On a practical level, the sound was 'not too loud, not too soft', making it something you could use in an office setting while still enjoying some auditory feedback.
-the second thing that jumped out at me was the clearly high quality construction, the tightness of the keys (no wobble), smoothness of the stroke (extreme smoothness), and velvet landing of the downstroke (its not a hard or loud landing, and not a mushy/membrane feeling landing, its in between, literally like landing on velvet, is the closest description i can come up with - and again it was unique, different from the two extremes we're usually used to (hard/mushy).
To answer your questions individually:
1. Is it quieter than a brown cherry?
I'd say no. but its not as loud as alps or bs, its totally useable in mixed company.
2. Is the landing softer than a brown cherry?
i'd say yes, but not mushy.
3. Is it more tactile than a brown cherry? Clearly more or comparable?
this is a hard one. Topre felt linear to me but people tell me there is supposed to be a slight tactile bump or hump. When you type fast tho you wouldnt really notice (i didnt). but in that theyre simlar to browns where if you type fast you barely notice the tactility. so maybe a little less of a tactile bump on topres. They mainly felt smooth-linear to me.
Maybe if you took away the very slight bump i'd notice that it was gone, i dont know. but i didnt really notice that it was there.

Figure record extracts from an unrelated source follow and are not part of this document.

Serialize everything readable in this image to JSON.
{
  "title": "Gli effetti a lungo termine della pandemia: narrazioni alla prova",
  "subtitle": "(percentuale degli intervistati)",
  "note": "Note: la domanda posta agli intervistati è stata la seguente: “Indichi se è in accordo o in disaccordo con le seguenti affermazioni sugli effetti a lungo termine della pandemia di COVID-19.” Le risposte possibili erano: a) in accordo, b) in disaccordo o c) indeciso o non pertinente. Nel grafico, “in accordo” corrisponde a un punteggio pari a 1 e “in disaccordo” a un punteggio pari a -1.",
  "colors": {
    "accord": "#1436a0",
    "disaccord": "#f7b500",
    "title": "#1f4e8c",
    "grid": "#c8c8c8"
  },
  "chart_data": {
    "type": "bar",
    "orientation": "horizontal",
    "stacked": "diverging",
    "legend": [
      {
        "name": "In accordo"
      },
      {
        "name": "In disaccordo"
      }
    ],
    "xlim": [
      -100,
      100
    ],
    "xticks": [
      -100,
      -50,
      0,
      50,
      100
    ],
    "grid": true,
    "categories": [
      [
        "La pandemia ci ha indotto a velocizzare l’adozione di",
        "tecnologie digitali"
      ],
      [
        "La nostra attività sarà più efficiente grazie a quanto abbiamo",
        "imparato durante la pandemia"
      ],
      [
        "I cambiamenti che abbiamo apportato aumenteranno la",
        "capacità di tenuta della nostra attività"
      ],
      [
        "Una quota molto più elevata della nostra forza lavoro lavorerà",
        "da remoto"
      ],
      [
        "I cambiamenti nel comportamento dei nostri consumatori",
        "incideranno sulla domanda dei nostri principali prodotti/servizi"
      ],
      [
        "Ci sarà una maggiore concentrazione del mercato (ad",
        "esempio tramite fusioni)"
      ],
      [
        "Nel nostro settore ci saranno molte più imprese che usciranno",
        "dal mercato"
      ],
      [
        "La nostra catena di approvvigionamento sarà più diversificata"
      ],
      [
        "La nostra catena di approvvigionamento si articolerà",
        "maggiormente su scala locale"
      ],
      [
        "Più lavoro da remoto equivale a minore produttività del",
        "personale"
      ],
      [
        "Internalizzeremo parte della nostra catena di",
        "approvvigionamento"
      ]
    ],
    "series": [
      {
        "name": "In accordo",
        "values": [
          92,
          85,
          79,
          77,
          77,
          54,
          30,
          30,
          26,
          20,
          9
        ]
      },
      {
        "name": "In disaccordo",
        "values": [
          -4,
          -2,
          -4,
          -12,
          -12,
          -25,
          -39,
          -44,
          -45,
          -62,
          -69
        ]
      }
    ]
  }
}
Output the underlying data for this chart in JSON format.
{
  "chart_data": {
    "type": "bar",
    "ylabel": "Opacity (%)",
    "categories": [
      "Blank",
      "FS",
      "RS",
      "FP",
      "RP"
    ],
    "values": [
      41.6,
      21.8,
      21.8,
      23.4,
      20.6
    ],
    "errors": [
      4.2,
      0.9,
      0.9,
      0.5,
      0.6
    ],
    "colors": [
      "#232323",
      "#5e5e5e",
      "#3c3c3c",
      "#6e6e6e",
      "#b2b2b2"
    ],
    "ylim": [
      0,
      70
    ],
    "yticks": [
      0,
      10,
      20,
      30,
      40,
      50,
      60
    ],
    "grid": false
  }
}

4. Is it lower force than a brown cherry?
I'd say no. the cherry browns felt way too light to me, whereas the topres felt neither too light nor too hard.
Looking at my answers, I guess if there's one theme that emerges about the topre, its that they're a 'goldilocks' switch, apparently. Neither too hot nor cold, neither too hard nor soft, neither too loud nor quiet, etc.
Keep in mind though I'm doing all this from memory. I owned a brown cherry board for about a month, but only tried the topre for about 10 minutes in a starbucks.
Maybe others will give you different answers.